NASA funding to advance aerospace engineering education and careers
Illinois is one of 52 proposals awarded through NASA’s National Space Grant College and Fellowship Program, aimed at attracting and retaining more students from institutions of higher education in science, technology, engineering, and mathematics programs. The Illinois Space Grant Consortium will receive $700,000 to increase diversity and inclusion in STEM fields.
“This is the first year of our four-year NASA Space Grant Consortium base award,” said Josh Rovey, AE faculty member and director of the ISGC. “It’s a $2.8 million program to provide STEM outreach, education, and engagement to undergraduates, graduate students, K-12 students, and teachers focused on science and technology of NASA mission directorates.”
Additional funding in the amount of $200,000 has been awarded to ISGC as an Artemis Teaching and Resource Availability Award. Its intent is to inspire the next generation – the Artemis Generation. Illinois is one of just six universities receiving Artemis awards that will advance the quality, relevance, and overall reach of opportunities to engage students as NASA takes the first step toward putting the first woman and next man on the Moon by 2024.
The ISGC will develop learning resources, enabling self-study of topics and technologies directly relevant to Artemis, such as habitats, robotics precursor missions, and exploration spacecraft. The end product will be a free online course, develop of which is being led by John Shelton. Shelton is an assistant professor of mechanical engineering at ISGC affiliate institution Northern Illinois University in DeKalb.Also included is a broad partnership of contributors spanning the state of Illinois and students from seven additional states will participate in the initial evaluation of the learning resources.
“We’ll draw on experts in the subject matter from all over the state to create 10- to 20-minute videos that will be a part of the online curriculum,” Shelton said. “The series will guide users to a particular objective.”

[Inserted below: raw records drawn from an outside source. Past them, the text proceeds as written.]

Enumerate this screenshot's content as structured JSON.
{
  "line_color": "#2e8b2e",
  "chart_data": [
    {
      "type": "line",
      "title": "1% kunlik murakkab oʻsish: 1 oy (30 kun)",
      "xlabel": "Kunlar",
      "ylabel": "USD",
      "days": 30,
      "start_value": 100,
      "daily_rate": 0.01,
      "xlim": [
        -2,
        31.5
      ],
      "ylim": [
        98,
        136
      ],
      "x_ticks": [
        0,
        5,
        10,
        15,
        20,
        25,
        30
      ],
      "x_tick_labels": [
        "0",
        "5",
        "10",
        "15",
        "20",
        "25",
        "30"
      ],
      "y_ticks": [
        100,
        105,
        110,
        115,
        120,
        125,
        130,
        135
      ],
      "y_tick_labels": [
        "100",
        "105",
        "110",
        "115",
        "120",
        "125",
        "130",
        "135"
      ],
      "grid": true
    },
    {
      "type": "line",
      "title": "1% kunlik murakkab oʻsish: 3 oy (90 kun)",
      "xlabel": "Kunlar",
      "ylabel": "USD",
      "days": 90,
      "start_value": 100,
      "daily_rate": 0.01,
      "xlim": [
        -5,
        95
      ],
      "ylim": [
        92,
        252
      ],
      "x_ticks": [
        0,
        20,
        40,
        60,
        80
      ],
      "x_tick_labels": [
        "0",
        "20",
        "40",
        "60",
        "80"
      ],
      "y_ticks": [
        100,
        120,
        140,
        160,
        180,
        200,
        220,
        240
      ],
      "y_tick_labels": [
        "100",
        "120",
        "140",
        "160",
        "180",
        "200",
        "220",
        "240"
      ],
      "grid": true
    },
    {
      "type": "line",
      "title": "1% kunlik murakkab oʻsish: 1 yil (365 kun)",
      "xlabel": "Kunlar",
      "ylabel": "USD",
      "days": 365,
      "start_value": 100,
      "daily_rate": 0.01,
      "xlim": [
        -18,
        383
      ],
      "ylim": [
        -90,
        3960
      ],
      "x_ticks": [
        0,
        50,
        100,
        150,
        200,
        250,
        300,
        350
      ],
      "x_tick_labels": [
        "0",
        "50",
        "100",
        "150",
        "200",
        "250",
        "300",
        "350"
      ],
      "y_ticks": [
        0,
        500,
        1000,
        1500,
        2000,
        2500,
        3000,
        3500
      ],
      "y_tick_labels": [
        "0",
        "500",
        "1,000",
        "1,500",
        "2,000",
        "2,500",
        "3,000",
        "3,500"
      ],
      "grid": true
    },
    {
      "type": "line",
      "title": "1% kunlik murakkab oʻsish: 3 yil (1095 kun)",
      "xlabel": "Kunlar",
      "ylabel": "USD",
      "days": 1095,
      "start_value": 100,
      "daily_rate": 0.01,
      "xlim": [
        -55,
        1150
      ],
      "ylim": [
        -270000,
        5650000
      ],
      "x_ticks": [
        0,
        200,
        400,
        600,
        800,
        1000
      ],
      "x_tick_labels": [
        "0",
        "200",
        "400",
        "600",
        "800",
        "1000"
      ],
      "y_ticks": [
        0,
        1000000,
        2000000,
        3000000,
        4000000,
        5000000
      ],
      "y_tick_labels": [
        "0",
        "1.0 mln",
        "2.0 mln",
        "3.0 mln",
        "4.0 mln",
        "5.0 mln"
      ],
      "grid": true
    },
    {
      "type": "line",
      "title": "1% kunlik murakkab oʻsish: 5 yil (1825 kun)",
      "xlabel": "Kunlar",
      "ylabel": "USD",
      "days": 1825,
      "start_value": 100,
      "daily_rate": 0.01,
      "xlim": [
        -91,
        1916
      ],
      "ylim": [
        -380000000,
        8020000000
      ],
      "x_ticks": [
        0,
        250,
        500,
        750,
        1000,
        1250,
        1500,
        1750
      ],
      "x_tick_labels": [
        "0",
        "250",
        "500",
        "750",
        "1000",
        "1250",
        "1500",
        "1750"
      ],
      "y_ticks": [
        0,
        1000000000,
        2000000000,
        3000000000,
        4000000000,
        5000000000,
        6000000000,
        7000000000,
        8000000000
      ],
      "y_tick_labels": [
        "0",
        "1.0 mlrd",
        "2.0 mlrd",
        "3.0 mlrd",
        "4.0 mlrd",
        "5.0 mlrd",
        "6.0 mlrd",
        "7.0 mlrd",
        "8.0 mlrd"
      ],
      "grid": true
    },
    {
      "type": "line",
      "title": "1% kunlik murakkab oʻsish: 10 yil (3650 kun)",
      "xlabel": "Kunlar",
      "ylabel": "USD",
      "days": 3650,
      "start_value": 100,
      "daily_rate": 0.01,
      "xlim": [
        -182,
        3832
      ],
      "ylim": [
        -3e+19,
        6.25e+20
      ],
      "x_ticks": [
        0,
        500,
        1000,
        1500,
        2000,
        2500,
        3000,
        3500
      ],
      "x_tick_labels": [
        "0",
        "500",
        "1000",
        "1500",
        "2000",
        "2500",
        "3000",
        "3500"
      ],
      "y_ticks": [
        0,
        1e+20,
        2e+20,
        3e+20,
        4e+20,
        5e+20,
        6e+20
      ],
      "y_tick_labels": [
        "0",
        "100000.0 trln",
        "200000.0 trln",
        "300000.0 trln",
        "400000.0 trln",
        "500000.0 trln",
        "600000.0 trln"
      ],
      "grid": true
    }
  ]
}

Shelton described the course as modules that would each take about an hour to complete. Although the primary audience is undergraduates, the course will be available to anyone, including K-12 students and the general public
“After U of I and NIU students test the online course and suggest changes to improve it, we’ll request feedback from other universities in the consortium that use the modules in their classrooms. Then we’ll seek ways to connect it to current curriculum so instructors and others can incorporate it into the courses they teach.” Shelton said.
The Illinois Space Grant Consortium is part of NASA’s National Space Grant College and Fellowship Program since its inception in 1989. NASA’s Space Grant Consortia operate in all 50 states, the District of Columbia and the Commonwealth of Puerto Rico. In addition, NASA partners with more than 1,000 affiliates, including colleges, universities, industry, museums, science centers, nonprofit organizations, and state and local agencies, to enrich science and engineering education, research, and public outreach efforts for NASA's aeronautics and space projects.